|
|
Liberal Education, Fall 2003
Presidents' Message: Disciplining Virtues
by Caryn McTighe Musil, who served as interim
president of AAC&U while Carol Geary Schneider was
on a short professional leave. She contributed this
President's Message during that time. |
I was a faculty member for sixteen years before I made the
transition to national higher education associations. While
I have loved this work, there are days when I still miss the
magical exchange that only occurs in a classroom. On e-mail-clogged
days in my office, I still ache for the crisp intellectual
discipline of preparing for a class or the rigor of wrestling
a research question into some coherent argument. However,
when I read Martin Finkelstein's lead article, "The Morphing
of the American Academic Profession," I had second thoughts.
His analysis describes an academy that is being altered at
its very core, buffeted by the gravitational pull of market
forces. My own memories of my teaching days suddenly made
me feel as if I were the aging Ebenezer Scrooge who--with
the help of the Ghost of Christmas past--indulged nostalgically
in remembering the happy days of his youth when he worked
for Mr. Fezziwig. Dickens describes with precision how Fezziwig's
world, located as it was on the cusp of the industrial revolution,
is inevitably swept away by the mercantilism of the nineteenth
century. Both a way of life and a set of communal values evaporate
with his demise. When Scrooge is lured away by the more profitable,
"modern" firm of Fezziwig's competitor, he doesn't simply
change jobs; he changes his core commitments.
That is the possibility for higher education that I conjured
from reading Finkelstein's article. He carefully takes us
through the "seismic economic realignments" of our current
revolution, one spurred by globalization and the market, where
higher education is no longer seen as a public good but rather
a private one. Denied public support--some state institutions
receive as little as 8 percent of their budgets from public
funds--colleges have had to become entrepreneurial to survive.
The academy thus becomes subject to familiar business practices:
reducing labor costs, shrinking worker protections, developing
a contingent labor force, for example. Is there no alternative
to reconfiguring faculty work as a "delivery system" made
ever more efficient and nimble in serving its "customers"?
If one goes back to A Christmas Carol, the vantage
point of history is instructive. The industrial revolution
that swept Fezziwig's world away was indeed irreversible.
Its economic force transformed society. But its excesses,
which at one point seemed an inevitable part of its ascendancy,
were eventually curbed, not by a competing economic force
but by a set of values. People eventually organized collectively
and used political processes for the common good. But market
forces are not natural events. They are structured ones, driven
by human beings not hurricanes. In this issue, the disciplining
virtues that promise to offer a countervailing force are either
implicit or emerge with startling collective reiteration,
and they are virtues that reassert the public purposes of
the academy.
Susan Traverso evokes the language of "shared community,"

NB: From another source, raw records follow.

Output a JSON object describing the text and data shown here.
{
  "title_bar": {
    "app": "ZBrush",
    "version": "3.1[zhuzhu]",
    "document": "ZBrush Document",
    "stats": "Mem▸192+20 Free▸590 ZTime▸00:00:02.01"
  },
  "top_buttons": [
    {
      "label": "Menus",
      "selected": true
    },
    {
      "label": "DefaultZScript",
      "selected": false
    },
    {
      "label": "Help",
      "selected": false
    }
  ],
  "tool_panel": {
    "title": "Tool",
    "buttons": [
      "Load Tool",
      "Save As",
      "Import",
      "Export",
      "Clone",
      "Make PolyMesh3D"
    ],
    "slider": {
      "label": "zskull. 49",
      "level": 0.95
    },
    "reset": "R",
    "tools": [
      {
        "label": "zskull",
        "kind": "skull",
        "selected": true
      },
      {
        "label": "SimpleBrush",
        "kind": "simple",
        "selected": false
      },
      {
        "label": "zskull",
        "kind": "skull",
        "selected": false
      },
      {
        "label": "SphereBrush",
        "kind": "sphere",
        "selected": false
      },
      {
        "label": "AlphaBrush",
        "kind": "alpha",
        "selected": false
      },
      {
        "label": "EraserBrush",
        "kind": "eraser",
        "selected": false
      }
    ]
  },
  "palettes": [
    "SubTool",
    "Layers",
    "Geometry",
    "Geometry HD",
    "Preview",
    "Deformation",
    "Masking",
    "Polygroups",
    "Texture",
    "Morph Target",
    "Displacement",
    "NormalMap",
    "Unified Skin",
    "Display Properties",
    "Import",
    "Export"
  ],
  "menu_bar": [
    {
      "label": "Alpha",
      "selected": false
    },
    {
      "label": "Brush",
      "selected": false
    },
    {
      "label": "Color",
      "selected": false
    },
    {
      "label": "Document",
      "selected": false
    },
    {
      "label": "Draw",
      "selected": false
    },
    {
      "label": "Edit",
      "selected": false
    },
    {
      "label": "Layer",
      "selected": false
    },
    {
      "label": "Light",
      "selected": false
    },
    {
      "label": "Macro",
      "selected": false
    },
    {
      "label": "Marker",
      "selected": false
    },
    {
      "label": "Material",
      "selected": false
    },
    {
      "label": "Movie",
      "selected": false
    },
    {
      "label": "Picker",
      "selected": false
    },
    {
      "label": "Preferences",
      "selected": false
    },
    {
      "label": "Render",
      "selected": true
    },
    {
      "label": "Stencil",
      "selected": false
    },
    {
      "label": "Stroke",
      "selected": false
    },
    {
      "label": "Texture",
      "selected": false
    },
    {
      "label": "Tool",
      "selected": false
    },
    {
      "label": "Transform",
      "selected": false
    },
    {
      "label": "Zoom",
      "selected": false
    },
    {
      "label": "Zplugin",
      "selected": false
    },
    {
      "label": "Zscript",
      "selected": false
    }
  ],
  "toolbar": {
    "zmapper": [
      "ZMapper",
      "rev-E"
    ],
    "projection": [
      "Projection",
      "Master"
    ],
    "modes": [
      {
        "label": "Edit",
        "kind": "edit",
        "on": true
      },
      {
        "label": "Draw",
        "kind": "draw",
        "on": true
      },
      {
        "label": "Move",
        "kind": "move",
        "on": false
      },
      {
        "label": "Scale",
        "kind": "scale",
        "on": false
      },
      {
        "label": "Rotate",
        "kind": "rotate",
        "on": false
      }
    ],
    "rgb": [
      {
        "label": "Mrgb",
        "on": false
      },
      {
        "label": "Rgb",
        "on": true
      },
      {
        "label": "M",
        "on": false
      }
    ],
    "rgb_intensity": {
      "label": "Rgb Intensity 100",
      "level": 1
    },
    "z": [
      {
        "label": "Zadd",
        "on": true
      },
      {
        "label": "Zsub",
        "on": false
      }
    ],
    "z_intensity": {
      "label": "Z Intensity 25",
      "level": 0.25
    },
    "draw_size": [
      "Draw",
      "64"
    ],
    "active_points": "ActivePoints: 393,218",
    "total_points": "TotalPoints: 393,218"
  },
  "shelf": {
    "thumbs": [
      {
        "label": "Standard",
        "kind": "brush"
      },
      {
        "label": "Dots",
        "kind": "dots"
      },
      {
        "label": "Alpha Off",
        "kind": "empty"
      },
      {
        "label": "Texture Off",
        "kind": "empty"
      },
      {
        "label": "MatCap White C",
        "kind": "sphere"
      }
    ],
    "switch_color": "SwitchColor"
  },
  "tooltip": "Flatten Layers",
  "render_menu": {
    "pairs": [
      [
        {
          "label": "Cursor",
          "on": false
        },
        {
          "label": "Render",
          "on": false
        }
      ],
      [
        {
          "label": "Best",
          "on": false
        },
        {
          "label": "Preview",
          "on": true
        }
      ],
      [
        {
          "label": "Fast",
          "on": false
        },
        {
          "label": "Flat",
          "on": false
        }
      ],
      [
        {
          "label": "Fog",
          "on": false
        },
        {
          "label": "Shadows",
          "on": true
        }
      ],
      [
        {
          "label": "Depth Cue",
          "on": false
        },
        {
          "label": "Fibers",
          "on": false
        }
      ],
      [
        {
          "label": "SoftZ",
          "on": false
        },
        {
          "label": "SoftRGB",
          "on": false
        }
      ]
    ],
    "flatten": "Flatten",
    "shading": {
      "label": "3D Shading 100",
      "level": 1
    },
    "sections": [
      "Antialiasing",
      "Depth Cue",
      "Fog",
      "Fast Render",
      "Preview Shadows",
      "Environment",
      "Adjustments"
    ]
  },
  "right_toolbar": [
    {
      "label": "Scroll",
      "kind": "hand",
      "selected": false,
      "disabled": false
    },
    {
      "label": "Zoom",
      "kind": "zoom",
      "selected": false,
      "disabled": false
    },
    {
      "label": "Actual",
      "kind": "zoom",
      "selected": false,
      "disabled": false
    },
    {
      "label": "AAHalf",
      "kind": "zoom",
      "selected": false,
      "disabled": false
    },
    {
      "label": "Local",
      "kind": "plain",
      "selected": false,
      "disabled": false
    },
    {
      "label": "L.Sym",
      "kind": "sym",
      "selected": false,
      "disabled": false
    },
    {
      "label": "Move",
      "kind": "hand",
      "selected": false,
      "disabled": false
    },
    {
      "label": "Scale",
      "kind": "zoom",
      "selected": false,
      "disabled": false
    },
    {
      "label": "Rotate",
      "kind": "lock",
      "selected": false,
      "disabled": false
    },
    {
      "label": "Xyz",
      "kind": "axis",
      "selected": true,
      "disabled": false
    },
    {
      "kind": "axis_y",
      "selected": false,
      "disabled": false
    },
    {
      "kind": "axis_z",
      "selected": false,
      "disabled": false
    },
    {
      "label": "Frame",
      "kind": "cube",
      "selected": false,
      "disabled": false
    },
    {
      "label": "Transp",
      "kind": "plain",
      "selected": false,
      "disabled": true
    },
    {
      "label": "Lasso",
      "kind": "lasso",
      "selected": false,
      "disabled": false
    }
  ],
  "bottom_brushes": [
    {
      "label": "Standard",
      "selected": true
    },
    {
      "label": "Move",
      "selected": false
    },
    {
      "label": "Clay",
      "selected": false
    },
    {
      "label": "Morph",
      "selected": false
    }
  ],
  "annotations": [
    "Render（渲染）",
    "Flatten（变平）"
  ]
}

"reciprocal obligations," and "civic professionals." Similarly,
as James Pence describes the occupation and vocation of an
academic dean, he quotes John Tagg's vision of a "purposeful
community of practice" where people "form and shape a holistic
vision of the institution they want to become." At Franklin
and Marshall College, Joseph Voelker and John Campbell explain
how their college reorganized general education around the
school's core civic mission and asked, "What kind of citizen
might a liberal arts curriculum produce?" KerryAnn O'Meara,
Regina Kaufman, and Aaron Kuntz propose an operating set of
values governing institutional life even in the face of anxious
and insecure times.
And finally, Nate Olson, the undergraduate who closes the
issue, repeats the language of stewardship that Finkelstein
cites as what the profession holds in trust as its basic responsibility.
Olson shows that it is liberal learning that spawns disciplining
virtues powerful enough to propel us from passive surrender
to ethical activism. "We are all trustees of the earth," he
asserts, and "we are all trustees of one another."
It is possible, then, to do more than simply submit to market
forces in our academic institutions. We can also shape, curb,
and discipline them--inspired by virtues of interdependence
rather than superiority, collective well-being rather than
individual ascendancy, and mutual obligation rather than personal
acquisitiveness. "We've tied education to the free market
rather than to democracy," Judith White of Duke University
said in a conversation the other day. This issue of Liberal
Education suggests to me that a different, realigned
role for faculty is possible.
I have a daughter who is a third-year doctoral student. She
has already been seduced by the magic engagement of minds
and hearts searching for clarity and conviction in the classroom.
She is not simply following in the wake of globalization's
tidal wave; she is riding the wave of change as she uses the
power of analysis and investigation to understand and discipline
those forces. Like Nate Olson, she gives me hope that a new
academic and social compact is possible. Fezziwig's firm may
be obliterated, but not the core commitments that sustain
communal civic life. The latter offers the disciplining virtues
that can guide higher education's necessary transformation,
not in Christmas past but for the future.